The court finds that the plaintiff landlord has thus breached the statutory implied warranty of habitability guaranteed every tenant under section 235-b of the Real Property Law as well as the express warranty of use and quiet enjoyment in the defendant tenant’s lease. In Park W. Mgt. Corp. v Mitchell (47 NY2d 316) Chief Judge Cooke states that the statute (Real Property Law § 235-b) was designed to give rise to an implied promise on the part of the landlord that both demised premises and areas within the landlord’s control are fit for human occupation at the inception of the tenancy, and the premises will remain so throughout the lease term. In Brownstein v Edison (103 Misc 2d 316) and Sherman v Concourse Realty Corp. (47 AD2d 134), where the landlord had installed special locks and buzzers on the front door to prevent criminals from entering the apartment buildings and the locks and buzzers became inoperative and in Brownstein (supra) a tenant was murdered in the lobby, and in Sherman (supra) a tenant was severely assaulted, the courts held that the landlord had assumed the duty to provide some degree of protection to the tenants by providing these protective devices, and the landlords in both cases were to render an essential service affecting habitability. Thus, when the locks and devices became inoperable, the landlord(s) breached the implied warranty of habitability.
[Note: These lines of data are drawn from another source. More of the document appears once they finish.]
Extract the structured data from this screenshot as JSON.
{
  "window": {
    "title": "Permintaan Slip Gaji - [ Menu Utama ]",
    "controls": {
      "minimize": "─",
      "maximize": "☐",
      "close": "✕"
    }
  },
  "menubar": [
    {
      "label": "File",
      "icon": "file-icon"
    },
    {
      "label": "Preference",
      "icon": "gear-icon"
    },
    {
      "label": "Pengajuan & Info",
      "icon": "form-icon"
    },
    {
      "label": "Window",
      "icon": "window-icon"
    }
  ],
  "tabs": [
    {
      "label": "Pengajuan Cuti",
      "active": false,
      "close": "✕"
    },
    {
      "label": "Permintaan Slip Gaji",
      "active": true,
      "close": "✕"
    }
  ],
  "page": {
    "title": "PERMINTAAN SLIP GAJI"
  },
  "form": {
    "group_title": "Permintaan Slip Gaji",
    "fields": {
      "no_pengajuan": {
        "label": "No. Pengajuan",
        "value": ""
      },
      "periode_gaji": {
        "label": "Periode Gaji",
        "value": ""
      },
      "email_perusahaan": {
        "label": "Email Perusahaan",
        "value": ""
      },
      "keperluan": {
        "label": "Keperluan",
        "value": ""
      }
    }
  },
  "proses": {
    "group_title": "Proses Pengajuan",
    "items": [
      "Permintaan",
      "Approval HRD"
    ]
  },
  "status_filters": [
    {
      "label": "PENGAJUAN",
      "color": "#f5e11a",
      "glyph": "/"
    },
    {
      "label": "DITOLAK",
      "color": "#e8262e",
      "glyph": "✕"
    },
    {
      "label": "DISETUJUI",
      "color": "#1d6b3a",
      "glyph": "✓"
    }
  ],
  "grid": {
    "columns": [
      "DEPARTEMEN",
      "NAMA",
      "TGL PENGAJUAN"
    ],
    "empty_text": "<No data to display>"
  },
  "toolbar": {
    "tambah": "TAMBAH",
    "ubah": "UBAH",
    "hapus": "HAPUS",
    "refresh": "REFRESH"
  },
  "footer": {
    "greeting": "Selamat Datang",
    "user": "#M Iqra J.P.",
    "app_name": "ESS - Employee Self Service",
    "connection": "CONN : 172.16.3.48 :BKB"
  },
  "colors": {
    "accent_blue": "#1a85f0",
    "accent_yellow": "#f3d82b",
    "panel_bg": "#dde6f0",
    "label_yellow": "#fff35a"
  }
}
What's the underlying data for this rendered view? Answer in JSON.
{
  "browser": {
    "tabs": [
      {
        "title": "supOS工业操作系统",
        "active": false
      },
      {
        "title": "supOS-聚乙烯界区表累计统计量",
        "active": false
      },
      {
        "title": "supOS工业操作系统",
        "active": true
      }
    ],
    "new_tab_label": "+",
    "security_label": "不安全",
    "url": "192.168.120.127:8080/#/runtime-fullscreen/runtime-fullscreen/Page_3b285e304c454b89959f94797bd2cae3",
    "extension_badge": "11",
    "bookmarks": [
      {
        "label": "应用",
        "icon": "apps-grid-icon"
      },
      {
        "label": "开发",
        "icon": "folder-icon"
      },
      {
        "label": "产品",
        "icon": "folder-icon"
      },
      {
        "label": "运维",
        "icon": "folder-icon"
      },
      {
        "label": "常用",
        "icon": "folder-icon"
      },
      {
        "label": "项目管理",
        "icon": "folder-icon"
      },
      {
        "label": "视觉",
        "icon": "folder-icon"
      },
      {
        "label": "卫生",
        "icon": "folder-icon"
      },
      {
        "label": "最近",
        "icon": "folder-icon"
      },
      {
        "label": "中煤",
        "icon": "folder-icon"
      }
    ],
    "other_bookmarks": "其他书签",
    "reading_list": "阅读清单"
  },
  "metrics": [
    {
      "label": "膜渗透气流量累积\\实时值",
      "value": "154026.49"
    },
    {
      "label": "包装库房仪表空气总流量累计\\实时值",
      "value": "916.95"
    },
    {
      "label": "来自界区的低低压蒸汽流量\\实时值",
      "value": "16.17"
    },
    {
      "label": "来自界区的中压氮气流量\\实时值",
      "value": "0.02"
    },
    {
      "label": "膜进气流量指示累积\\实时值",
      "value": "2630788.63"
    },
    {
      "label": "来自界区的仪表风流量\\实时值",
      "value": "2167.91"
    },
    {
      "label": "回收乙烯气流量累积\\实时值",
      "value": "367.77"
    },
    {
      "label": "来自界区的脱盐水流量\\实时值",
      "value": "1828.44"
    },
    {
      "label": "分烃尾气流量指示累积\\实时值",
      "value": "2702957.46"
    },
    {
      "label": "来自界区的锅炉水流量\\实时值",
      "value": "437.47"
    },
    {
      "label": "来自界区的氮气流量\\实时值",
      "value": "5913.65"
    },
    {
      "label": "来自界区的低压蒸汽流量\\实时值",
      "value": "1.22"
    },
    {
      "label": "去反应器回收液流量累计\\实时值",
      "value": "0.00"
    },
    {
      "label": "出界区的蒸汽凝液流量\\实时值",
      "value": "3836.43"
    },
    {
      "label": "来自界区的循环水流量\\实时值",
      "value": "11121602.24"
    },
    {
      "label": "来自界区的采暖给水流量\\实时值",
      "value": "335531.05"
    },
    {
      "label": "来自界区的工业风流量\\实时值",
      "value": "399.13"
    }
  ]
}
Finally, the court relies on Highview Assocs. v Koferl (124 Misc 2d 797) where plaintiff landlord of a 366-unit garden apartment complex breached the implied warranty of habitability, as well as the express warranty of use and quiet enjoyment, by its failure to take any steps to protect its tenants in the face of the many (i.e., 10) notices of theft and burglaries committed in the complex in one year.

The defendant tenant acted reasonably and prudently in vacating the apartment before the expiration of the lease since it became evident that it was not safe for her or her family to live in the apartment any longer.

The court notes that had this been a summary proceeding in the Housing Part of the Civil Court the court would have been well within its rights to abate the rent on the grounds that pursuant to RPAPL 755 (1) (b) the tenant had been *378constructively evicted because the premises had become dangerous to life, health or safety.

Accordingly, judgment for the defendant. The plaintiff's complaint is dismissed with costs to the defendant.